I didn't know him. I don't know his true story. (You are aware that nonfiction writers tell you only so much of their true debilities as to make you like them in all their frail humanness, even to the revelation of partial but never entire shame, right? Just so we're clear.) But I know that his death had to do with a deep, deep fissure right through the center of his being. The hopelessness of ever tacking it together--of having to keep on living without anyone ever knowing how deep it was, riven through the place where a sense of self might have gone--had to have been what got him in the end.

I sit in the den of the house I grew up in, the cozy womb of bookshelves, dark paneling, and television. I am, I seem to recall, a teenager, though I might be older. I am watching a show on PBS. What I see makes me remember forever this moment and its setting, although now, the minute I write these words, a worry steals over me: Are you sure? Sure you didn't in fact watch this on the little black-and-white set in your less cozy, but even smaller and darker, bedroom in your second apartment in Hoboken, when you were 23?

A man on the screen is pulling on one element of a hanging mobile. When he does, the whole thing goes out of balance; it can no longer move freely, harmoniously connected yet also discrete. This is a model of the family, he is saying. One member of the family falls, or leans, and every other member must scramble to pull backward, contort themselves to cover the void.

This notion was so radical to me, it stopped time almost. It began, at that moment, to do nothing less than alter my worldview. And after beginning psychotherapy, this reconfiguration continued until I could no longer understand any motivation, whether of individual or society, the same way I used to.

The man, I am so unfashionable as to admit, was John Bradshaw. A world-shaker. Galileo, Bach, Melville, Einstein, and John Bradshaw. Oh, how funny you are, Melissa!

(Later in the series, he said something else that struck and stayed with me, an image frozen on the internal screen: Proportionally speaking, the adult is an eighteen-foot-tall being to the child, fearsome and formidable and otherworldly. [Use that power wisely, gently, parents.] It made me realize how afraid of my mother and father I had been.)

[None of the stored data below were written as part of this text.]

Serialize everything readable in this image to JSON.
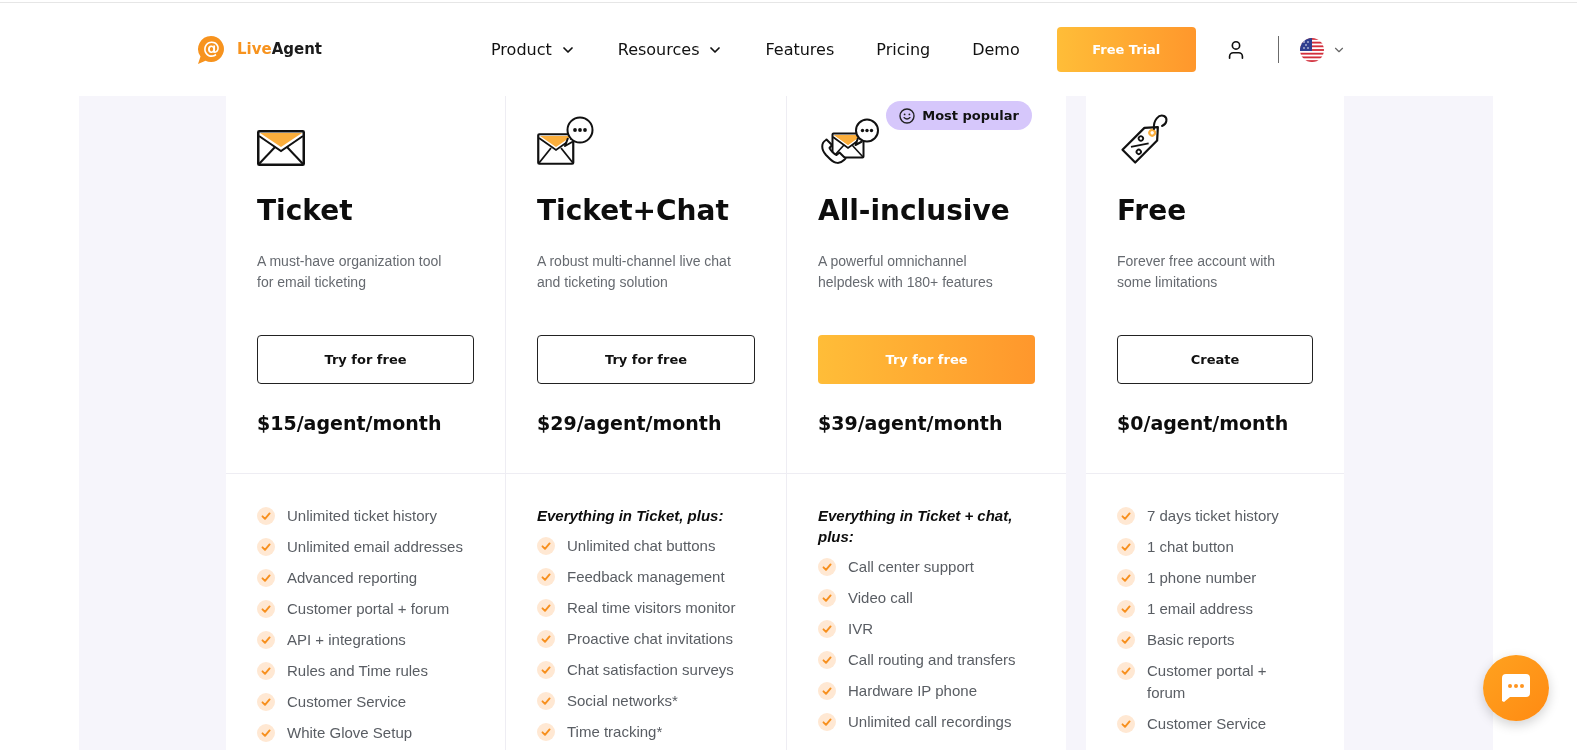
{
  "header": {
    "logo": {
      "mark": "@",
      "first": "Live",
      "second": "Agent"
    },
    "nav": [
      {
        "label": "Product",
        "has_menu": true
      },
      {
        "label": "Resources",
        "has_menu": true
      },
      {
        "label": "Features",
        "has_menu": false
      },
      {
        "label": "Pricing",
        "has_menu": false
      },
      {
        "label": "Demo",
        "has_menu": false
      }
    ],
    "cta": "Free Trial"
  },
  "plans": [
    {
      "title": "Ticket",
      "description": [
        "A must-have organization tool",
        "for email ticketing"
      ],
      "button": {
        "label": "Try for free",
        "highlighted": false
      },
      "price": "$15/agent/month",
      "features": [
        "Unlimited ticket history",
        "Unlimited email addresses",
        "Advanced reporting",
        "Customer portal + forum",
        "API + integrations",
        "Rules and Time rules",
        "Customer Service",
        "White Glove Setup"
      ]
    },
    {
      "title": "Ticket+Chat",
      "description": [
        "A robust multi-channel live chat",
        "and ticketing solution"
      ],
      "button": {
        "label": "Try for free",
        "highlighted": false
      },
      "price": "$29/agent/month",
      "features_heading": "Everything in Ticket, plus:",
      "features": [
        "Unlimited chat buttons",
        "Feedback management",
        "Real time visitors monitor",
        "Proactive chat invitations",
        "Chat satisfaction surveys",
        "Social networks*",
        "Time tracking*"
      ]
    },
    {
      "badge": "Most popular",
      "title": "All-inclusive",
      "description": [
        "A powerful omnichannel",
        "helpdesk with 180+ features"
      ],
      "button": {
        "label": "Try for free",
        "highlighted": true
      },
      "price": "$39/agent/month",
      "features_heading": "Everything in Ticket + chat, plus:",
      "features": [
        "Call center support",
        "Video call",
        "IVR",
        "Call routing and transfers",
        "Hardware IP phone",
        "Unlimited call recordings"
      ]
    },
    {
      "title": "Free",
      "description": [
        "Forever free account with",
        "some limitations"
      ],
      "button": {
        "label": "Create",
        "highlighted": false
      },
      "price": "$0/agent/month",
      "features": [
        "7 days ticket history",
        "1 chat button",
        "1 phone number",
        "1 email address",
        "Basic reports",
        "Customer portal + forum",
        "Customer Service"
      ]
    }
  ]
}
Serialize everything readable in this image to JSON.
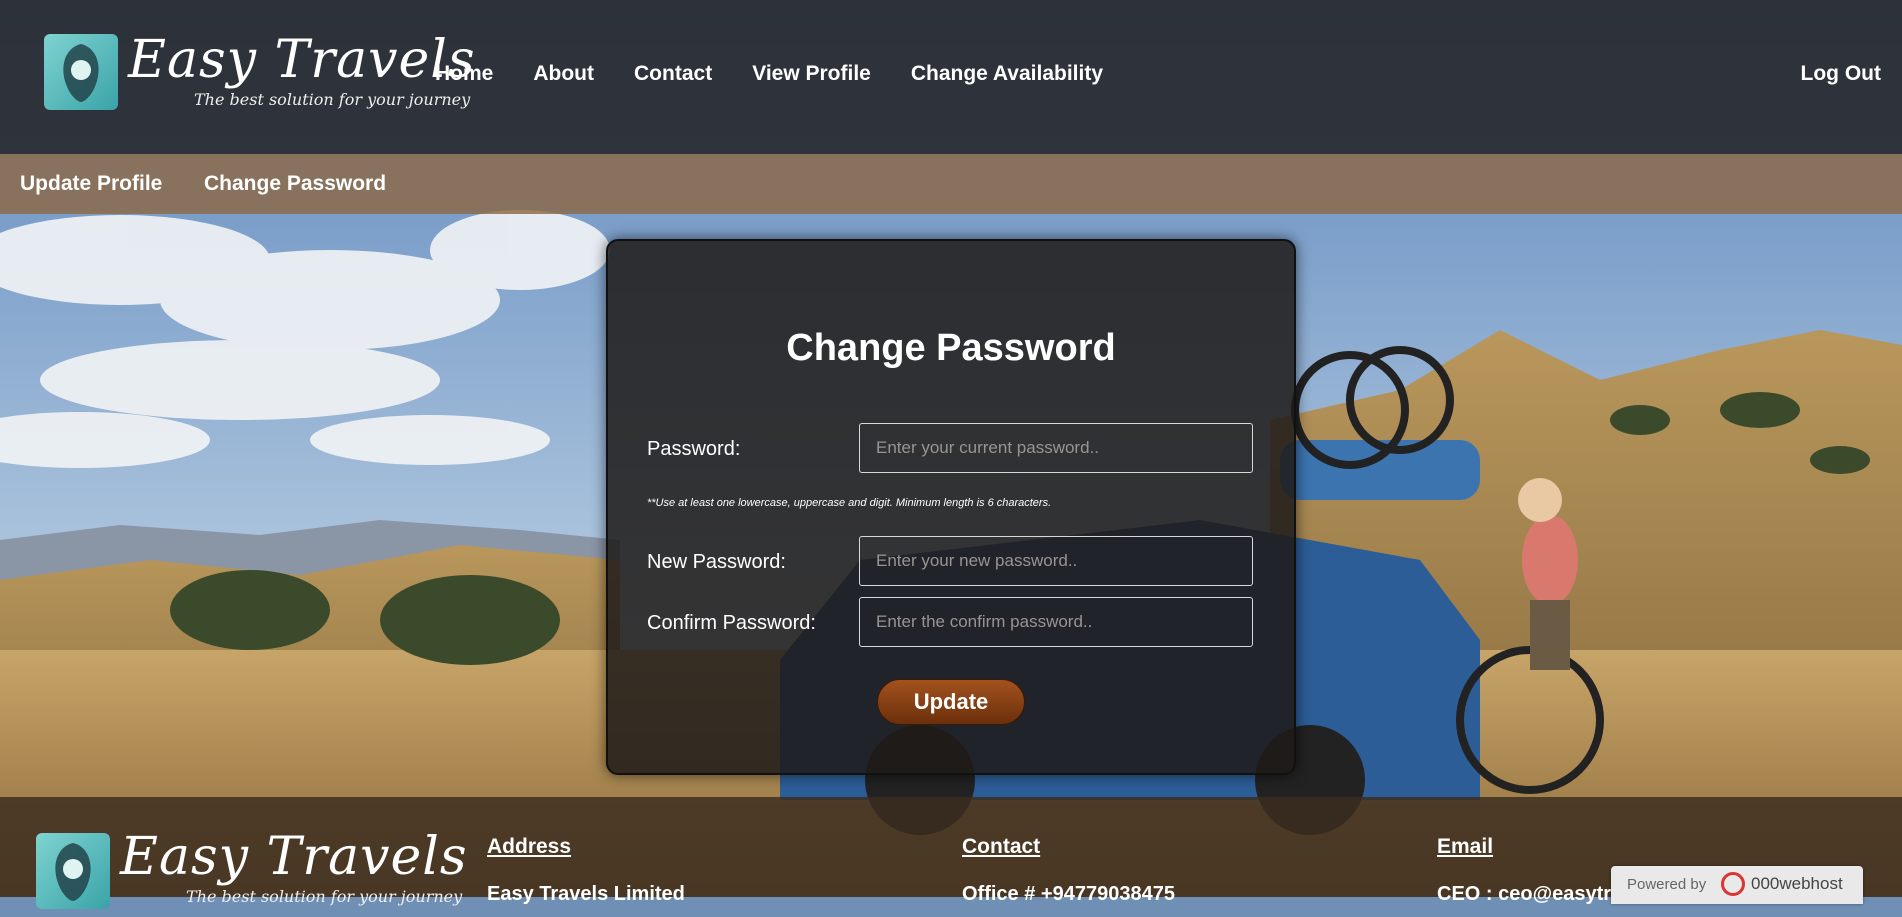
{
  "brand": {
    "title": "Easy Travels",
    "tagline": "The best solution for your journey"
  },
  "nav": {
    "items": [
      "Home",
      "About",
      "Contact",
      "View Profile",
      "Change Availability"
    ],
    "logout": "Log Out"
  },
  "subnav": {
    "items": [
      "Update Profile",
      "Change Password"
    ]
  },
  "form": {
    "title": "Change Password",
    "password_label": "Password:",
    "password_placeholder": "Enter your current password..",
    "hint": "**Use at least one lowercase, uppercase and digit. Minimum length is 6 characters.",
    "new_label": "New Password:",
    "new_placeholder": "Enter your new password..",
    "confirm_label": "Confirm Password:",
    "confirm_placeholder": "Enter the confirm password..",
    "submit_label": "Update"
  },
  "footer": {
    "address_heading": "Address",
    "address_value": "Easy Travels Limited",
    "contact_heading": "Contact",
    "contact_value": "Office # +94779038475",
    "email_heading": "Email",
    "email_value": "CEO : ceo@easytravels.com"
  },
  "badge": {
    "prefix": "Powered by",
    "host": "000webhost"
  },
  "colors": {
    "button": "#8a4116",
    "subbar": "#8c6946",
    "logo_badge": "#5cbcbf"
  }
}
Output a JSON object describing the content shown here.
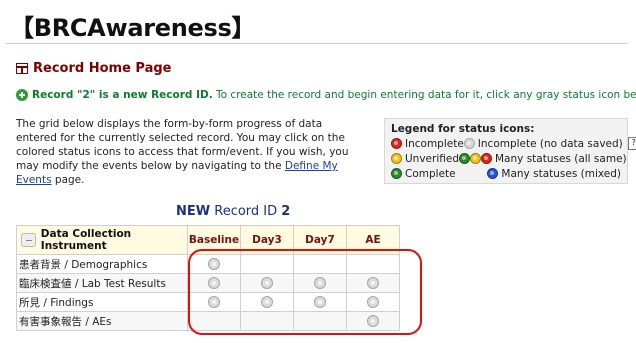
{
  "page_title": "【BRCAwareness】",
  "record_home": {
    "title": "Record Home Page",
    "icon": "table-icon"
  },
  "new_record": {
    "bold_text": "Record \"2\" is a new Record ID.",
    "rest_text": " To create the record and begin entering data for it, click any gray status icon below."
  },
  "description": {
    "text": "The grid below displays the form-by-form progress of data entered for the currently selected record. You may click on the colored status icons to access that form/event. If you wish, you may modify the events below by navigating to the ",
    "link": "Define My Events",
    "suffix": " page."
  },
  "legend": {
    "title": "Legend for status icons:",
    "incomplete": "Incomplete",
    "incomplete_no_data": "Incomplete (no data saved)",
    "help": "?",
    "unverified": "Unverified",
    "many_same": "Many statuses (all same)",
    "complete": "Complete",
    "many_mixed": "Many statuses (mixed)",
    "colors": {
      "incomplete": "#d42b1e",
      "unverified": "#f2c21b",
      "complete": "#2b8a2b",
      "mixed": "#2255d6",
      "no_data": "#d5d5d5"
    }
  },
  "grid": {
    "title_bold": "NEW",
    "title_mid": " Record ID ",
    "record_id": "2",
    "header_instrument": "Data Collection Instrument",
    "events": [
      "Baseline",
      "Day3",
      "Day7",
      "AE"
    ],
    "rows": [
      {
        "name": "患者背景 / Demographics",
        "status": [
          "gray",
          "",
          "",
          ""
        ]
      },
      {
        "name": "臨床検査値 / Lab Test Results",
        "status": [
          "gray",
          "gray",
          "gray",
          "gray"
        ]
      },
      {
        "name": "所見 / Findings",
        "status": [
          "gray",
          "gray",
          "gray",
          "gray"
        ]
      },
      {
        "name": "有害事象報告 / AEs",
        "status": [
          "",
          "",
          "",
          "gray"
        ]
      }
    ]
  },
  "colors": {
    "accent": "#800000",
    "link": "#1a3fa6",
    "success": "#0a7d2c",
    "highlight": "#e01010"
  }
}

Every time someone assures me how happy their childhood was, I think of the tenuousness of that mobile. And because they have gone out of their way to voice this assurance, it becomes suspect to me. There is the truth, and then there is the self-protective turning away from it. Again and again. On the basis alone of what I hear when I chance to meet other dog owners on the trail--strangely convoluted stories about how their dogs are evincing "guilt," or their purported ability to know something they've done in the strictly human realm is "wrong," or is not bothered or or unafraid or "just playing" when their body language is fairly screaming that none of these is true, or is not being hurt by the zaps on the two (yes, I saw this on a beagle yesterday, and was sick) shock collars the dog is wearing when he is actually yelping in pain and redirecting the aggression that arises to the other dogs he meets on the path--I know our far greatest talent as people is the turning of reality into fiction.

I've been reading Bradshaw again, demeaning of my status as a literate intellectual as this admission is. I know David Foster Wallace would have found something laughable in it. It would have looked so pathetic to him, and in that, fair game for his ever-trenchant observation. But I offer this bit from Bradshaw, without shame:

Our culture does not handle emotions well. We like folks to be happy and fine. We learn rituals of acting happy and fine at an early age. I can remember many times telling people "I'm fine" when I felt like the world was caving in on me. I often think of Senator Muskie who cried on the campaign trail when running for president. From that moment on he was history. . . . True expression of any emotions that are not "positive" are met with disdain. . . . Playing roles and acting are forms of lying as a cultural way of life. Living this way causes an inner split. It teaches us to hide and cover up our toxic shame. This sends us deeper into isolation and loneliness.
It's too late for him. But maybe not for some of the rest of us, who in hearing it may suddenly not feel so alone with the truth, so damn deathly alone.